Diana had a 1st birthday party. It was a tea party. It was beautiful, elegant, extravagant. So many lovely and perfect flower arrangements, with tea cups for everyone, and tea pots for the arrangements. It was well-attended with a photo booth too. But, as things typically go for a fifth child, I'd imagine, I've yet to document it. I don't think I've even loaded the pictures from the photo booth. In fact, I don't even have the pictures from her baptism well over a year ago! Where she wore my baptismal gown, unlike her brothers who all wore Matt's. Except Mitch, I think we got him his own, seeing as he was too big. Diana's go-with-the flow, laid back personality will serve her well as a 5th. She honestly has no choice.

If you turn on music, she will dance. She will smile, and twirl. She will shove her brothers away. She likes to be bossy with them, and she likes to have the stage. Though she be but little, she be nosey. As in, she wants to be included...in EVERYTHING. She will eat anything. Though, she has been known to refuse the heel of the bread loaf. How do they all know this is less desirable!? She is also extremely possessive of her food (again, I'd imagine this isn't unusual for a 5th.) Once, as I opened for her the last yogurt from the fridge, Mitch asked if he could havea  yogurt. Diana became insane, repeating "no, mine" over and over, grabbing the yogurt from me as if it were the last in the world and we were all to starve soon. She loves salsa. Will eat bowls of it, like soup. Her tongue will hang out of her mouth, due to the spice, and she will keep going, even after the mid-meal, momentary screaming and crying due to the heat in her mouth.

She likes to choose her own bows. And shoes. And socks. Luckily, she still leaves the outfits to me (though I imagine this is changing any day now.) She can repeat most any word, and also thinks she talks in sentences (shhh...don't tell her, but it's complete jibberish.) She will sing "bing bong bing bong" when she hears iton the movie Inside Out while riding in the van. If you start a sentence with "Who...." she will consistently be the first one to respond with an emphatic "ME!!" often long before the rest of the sentence it uttered. I believe the first time she did this Matt had said, "Who clogged the toilet!?" She loves her blankies, 2 of them, they're really soft. She loves her Jelly Cat bunny and a paci. She goes right to bed when put down and wakes up sometime about 12 hours later, and that's all there is to say about that...for the past 12 months (or more #sorrynotsorry.)

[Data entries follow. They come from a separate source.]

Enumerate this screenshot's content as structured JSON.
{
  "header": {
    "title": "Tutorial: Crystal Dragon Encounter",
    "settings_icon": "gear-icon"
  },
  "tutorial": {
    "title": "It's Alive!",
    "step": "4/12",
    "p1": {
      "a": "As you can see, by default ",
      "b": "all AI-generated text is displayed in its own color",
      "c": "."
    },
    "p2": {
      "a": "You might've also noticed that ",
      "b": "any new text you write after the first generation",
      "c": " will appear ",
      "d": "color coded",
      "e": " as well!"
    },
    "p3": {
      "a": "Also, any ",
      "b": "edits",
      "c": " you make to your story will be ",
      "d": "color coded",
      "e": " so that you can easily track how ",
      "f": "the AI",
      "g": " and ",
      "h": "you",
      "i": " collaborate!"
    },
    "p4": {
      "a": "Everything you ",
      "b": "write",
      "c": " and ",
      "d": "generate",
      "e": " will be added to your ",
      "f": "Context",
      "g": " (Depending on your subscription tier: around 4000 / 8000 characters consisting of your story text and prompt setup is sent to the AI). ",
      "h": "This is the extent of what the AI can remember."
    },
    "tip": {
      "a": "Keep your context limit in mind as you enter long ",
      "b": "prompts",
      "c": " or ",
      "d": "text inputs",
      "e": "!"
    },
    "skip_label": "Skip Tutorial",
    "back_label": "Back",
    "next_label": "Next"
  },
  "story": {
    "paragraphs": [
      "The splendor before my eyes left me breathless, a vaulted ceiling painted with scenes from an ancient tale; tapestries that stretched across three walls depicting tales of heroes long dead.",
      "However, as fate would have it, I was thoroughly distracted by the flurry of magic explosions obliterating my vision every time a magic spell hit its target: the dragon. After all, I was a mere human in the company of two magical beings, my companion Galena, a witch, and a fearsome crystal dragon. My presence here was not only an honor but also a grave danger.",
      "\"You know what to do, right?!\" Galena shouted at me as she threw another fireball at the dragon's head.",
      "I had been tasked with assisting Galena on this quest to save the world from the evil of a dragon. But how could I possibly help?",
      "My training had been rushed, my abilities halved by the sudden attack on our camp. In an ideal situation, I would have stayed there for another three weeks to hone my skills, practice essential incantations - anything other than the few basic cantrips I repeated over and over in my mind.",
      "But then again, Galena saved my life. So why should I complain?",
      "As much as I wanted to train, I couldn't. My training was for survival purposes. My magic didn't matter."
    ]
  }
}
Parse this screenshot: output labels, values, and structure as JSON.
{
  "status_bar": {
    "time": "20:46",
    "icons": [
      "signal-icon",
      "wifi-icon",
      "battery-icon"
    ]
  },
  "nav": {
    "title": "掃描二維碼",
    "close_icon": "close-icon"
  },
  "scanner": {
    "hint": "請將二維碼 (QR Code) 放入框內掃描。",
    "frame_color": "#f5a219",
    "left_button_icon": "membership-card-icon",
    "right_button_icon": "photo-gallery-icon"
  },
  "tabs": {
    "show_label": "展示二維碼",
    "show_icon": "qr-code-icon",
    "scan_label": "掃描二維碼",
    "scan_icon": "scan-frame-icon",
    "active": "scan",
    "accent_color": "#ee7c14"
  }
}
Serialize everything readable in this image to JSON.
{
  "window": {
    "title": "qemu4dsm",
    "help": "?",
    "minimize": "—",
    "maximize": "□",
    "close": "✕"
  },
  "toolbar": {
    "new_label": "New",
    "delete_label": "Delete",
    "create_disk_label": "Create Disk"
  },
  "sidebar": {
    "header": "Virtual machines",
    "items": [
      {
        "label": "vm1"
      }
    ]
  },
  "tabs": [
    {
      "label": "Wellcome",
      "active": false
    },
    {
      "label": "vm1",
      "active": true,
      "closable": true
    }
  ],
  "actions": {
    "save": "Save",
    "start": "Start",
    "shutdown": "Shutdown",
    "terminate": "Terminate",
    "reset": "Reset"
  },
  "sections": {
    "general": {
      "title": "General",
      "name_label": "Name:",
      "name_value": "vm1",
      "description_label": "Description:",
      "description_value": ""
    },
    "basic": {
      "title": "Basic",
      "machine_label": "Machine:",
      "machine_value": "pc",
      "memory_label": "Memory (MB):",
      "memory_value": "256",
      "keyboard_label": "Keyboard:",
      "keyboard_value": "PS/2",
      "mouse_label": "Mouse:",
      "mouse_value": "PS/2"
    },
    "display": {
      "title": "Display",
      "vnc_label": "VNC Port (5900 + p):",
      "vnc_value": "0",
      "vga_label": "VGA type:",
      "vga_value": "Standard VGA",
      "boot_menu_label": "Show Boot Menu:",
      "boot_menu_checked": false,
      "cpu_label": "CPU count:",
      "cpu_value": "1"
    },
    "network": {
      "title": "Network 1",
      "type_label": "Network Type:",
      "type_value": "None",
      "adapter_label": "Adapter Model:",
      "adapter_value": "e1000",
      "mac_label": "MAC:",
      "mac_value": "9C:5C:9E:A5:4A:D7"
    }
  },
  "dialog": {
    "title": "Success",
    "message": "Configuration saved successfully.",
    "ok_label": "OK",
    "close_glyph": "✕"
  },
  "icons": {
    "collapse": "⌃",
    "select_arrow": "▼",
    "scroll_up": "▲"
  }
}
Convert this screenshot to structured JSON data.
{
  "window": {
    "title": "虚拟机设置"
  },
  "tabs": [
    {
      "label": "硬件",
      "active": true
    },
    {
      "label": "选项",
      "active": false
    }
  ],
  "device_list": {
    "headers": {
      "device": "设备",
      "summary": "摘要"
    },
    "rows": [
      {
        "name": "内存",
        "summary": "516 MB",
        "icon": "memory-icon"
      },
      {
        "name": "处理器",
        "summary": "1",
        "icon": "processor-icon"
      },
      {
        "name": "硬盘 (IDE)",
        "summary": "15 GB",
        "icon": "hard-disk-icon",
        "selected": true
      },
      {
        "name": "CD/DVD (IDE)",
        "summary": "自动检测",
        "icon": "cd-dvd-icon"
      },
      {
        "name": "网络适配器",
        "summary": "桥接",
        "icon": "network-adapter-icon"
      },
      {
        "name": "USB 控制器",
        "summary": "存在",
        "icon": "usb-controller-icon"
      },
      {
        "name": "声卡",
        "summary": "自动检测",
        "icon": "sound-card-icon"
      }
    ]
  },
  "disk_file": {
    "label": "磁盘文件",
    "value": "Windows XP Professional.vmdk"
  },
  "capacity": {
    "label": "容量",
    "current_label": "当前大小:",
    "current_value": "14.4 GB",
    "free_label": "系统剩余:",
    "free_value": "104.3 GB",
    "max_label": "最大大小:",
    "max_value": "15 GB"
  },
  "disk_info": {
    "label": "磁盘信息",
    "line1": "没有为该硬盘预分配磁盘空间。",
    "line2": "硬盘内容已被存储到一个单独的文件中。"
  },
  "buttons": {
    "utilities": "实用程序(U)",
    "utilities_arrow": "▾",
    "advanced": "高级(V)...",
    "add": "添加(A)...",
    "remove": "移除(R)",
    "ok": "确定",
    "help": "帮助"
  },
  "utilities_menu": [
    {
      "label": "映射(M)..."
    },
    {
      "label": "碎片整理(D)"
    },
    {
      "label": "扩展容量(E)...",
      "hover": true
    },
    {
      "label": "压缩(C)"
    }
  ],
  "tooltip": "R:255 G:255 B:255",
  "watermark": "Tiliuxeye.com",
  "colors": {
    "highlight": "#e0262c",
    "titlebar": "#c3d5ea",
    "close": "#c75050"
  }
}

I mean, all around, I'm not sure you can ask for a better baby. A cuter baby. A happier baby. So, none of you all can blame me for kind of being sad about no more. Then again, I am thrilled I get to end on SUCH a high note. My little Diana Bede. Stay happy, little girl, and be strong.







1 comment:

ksflygirl said...

That was just so sweet Erin.The time does fly, so wonderful you captured these moments and shared them.